References relevant to the file

region: Union[str, None] = None class-attribute instance-attribute #

The region of the data in the file

replica: Union[bool, None] = None class-attribute instance-attribute #

Is this dataset a replica on its ESGF node or the 'original'

sha256: str instance-attribute #

sha256 hash of the file

source: Union[str, None] = None class-attribute instance-attribute #

Long-form description of the source referred to by source_id

source_id: str instance-attribute #

The ID of the file's source

source_version: str instance-attribute #

The version of the file, as defined by the source

target_mip: str instance-attribute #

The MIP that this file targets

time_range: Union[str, None] instance-attribute #

The file's time range

If the file has no time axis or is a fixed file, this should be None

timestamp: Union[str, None] = None class-attribute instance-attribute #

Timestamp of the last modification to the file's ESGF entry

This is scraped from the ESGF.

tracking_id: str instance-attribute #

Tracking ID of the file

This should be unique for every file. We typically use the uuid library to generate this.

# For example
import uuid  # part of the standard library

tracking_id = f"hdl:21.14100/{uuid.uuid4()}"

validated_input4mips: Union[bool, None] = None class-attribute instance-attribute #

Has this file been validated by the input4MIPs team?
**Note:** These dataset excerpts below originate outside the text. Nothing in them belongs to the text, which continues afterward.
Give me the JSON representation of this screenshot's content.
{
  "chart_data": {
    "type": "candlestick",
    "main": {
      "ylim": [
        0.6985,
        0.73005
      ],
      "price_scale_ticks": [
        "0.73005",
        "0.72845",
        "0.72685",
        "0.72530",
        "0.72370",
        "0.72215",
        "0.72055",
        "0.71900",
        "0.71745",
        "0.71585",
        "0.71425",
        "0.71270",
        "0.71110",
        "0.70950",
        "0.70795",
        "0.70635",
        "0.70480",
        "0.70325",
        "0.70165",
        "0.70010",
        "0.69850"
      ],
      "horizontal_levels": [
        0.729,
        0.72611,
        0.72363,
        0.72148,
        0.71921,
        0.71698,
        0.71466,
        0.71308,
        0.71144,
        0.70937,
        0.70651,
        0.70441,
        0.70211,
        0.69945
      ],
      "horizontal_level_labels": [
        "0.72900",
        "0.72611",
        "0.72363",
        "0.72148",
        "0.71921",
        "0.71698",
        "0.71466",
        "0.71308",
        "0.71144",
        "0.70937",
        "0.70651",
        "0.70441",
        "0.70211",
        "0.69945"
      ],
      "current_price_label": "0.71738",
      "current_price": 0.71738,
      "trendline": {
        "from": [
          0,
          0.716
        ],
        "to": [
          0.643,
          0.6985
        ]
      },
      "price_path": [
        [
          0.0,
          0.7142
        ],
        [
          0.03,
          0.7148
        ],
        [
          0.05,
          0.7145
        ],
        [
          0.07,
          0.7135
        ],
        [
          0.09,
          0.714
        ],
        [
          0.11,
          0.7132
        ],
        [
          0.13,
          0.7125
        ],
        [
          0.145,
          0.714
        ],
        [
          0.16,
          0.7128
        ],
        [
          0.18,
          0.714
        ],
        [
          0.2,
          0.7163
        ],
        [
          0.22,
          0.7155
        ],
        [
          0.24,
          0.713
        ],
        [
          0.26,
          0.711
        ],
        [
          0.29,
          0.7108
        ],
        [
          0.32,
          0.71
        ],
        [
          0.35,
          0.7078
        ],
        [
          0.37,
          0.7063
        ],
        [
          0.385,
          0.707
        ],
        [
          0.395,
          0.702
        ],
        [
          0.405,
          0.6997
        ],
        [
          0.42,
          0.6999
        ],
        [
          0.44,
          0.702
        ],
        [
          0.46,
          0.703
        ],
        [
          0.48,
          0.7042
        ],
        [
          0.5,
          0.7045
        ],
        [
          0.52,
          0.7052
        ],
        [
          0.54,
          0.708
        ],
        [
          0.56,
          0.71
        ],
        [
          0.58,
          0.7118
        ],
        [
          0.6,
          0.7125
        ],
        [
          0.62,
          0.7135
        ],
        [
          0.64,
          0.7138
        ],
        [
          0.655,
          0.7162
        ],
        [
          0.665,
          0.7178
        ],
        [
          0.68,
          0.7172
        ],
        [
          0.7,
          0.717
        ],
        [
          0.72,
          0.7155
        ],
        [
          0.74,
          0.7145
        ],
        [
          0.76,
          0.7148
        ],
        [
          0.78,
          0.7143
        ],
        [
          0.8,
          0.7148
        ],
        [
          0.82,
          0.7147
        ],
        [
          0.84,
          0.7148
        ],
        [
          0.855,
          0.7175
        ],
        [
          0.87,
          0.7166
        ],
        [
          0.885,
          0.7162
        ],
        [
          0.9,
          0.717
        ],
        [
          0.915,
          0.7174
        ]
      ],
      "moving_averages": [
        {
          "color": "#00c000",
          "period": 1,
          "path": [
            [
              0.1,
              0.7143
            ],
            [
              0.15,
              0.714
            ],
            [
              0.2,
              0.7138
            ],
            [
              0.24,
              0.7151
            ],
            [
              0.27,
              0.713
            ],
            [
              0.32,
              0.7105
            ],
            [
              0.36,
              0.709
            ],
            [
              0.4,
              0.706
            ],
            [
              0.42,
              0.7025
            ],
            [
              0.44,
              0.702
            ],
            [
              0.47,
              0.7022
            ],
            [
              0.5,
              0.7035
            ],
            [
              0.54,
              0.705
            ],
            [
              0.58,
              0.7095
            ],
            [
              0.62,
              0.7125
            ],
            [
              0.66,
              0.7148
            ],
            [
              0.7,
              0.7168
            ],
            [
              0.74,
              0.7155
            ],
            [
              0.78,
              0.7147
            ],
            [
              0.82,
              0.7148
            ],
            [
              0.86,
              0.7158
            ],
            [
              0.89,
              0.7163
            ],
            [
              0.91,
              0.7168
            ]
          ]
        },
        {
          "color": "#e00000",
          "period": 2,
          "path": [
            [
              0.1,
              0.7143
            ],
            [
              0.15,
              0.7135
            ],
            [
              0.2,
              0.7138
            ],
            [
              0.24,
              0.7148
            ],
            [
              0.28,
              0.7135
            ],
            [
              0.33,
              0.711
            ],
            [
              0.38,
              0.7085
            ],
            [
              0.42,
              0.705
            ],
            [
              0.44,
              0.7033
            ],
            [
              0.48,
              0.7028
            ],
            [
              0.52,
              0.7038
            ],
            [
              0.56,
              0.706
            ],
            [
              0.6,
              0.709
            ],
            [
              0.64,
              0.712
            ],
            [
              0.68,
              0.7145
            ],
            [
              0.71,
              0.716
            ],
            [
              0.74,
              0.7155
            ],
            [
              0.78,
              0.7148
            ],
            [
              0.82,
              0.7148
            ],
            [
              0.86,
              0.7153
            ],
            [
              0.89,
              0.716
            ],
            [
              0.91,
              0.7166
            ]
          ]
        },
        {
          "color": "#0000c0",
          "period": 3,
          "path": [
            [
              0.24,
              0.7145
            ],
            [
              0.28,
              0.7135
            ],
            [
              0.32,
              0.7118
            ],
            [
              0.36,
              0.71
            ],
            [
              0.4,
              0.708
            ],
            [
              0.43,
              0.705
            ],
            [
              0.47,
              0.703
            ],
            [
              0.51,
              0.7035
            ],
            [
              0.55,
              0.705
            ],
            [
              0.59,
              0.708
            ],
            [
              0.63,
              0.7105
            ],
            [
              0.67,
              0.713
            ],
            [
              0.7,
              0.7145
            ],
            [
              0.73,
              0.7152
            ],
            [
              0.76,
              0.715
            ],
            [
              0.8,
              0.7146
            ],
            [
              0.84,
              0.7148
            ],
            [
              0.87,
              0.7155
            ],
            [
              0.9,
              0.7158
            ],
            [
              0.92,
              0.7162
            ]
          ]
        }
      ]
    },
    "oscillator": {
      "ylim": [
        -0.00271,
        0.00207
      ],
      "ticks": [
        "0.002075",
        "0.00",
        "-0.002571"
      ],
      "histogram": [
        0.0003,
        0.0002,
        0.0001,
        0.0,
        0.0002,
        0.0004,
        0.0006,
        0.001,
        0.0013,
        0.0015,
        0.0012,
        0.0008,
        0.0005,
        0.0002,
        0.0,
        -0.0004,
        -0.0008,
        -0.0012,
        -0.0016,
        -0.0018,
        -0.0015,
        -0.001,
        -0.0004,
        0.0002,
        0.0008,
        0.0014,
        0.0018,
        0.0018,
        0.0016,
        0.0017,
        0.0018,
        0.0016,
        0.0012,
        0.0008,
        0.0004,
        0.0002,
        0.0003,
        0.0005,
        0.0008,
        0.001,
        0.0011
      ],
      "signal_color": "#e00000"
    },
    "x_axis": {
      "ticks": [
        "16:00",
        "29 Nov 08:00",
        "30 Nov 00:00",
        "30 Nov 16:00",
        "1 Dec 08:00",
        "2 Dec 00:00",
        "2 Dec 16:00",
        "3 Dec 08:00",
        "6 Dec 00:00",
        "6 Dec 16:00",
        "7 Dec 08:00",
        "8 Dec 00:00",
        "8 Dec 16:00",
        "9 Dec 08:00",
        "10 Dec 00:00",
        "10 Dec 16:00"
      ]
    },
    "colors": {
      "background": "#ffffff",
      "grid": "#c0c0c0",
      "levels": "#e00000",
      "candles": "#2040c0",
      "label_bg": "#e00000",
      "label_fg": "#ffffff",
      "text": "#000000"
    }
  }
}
If None, the file has not been validated yet. If True, the file passed valdiation. If False, the file failed validation.

variable_id: str instance-attribute #

The ID of the variable contained in the file

version: str instance-attribute #

The version of the file, as defined by the DRS

The ESGF also has a version attribute for each file entry, which is different again.

Cross-link to more information about the file (DOI?)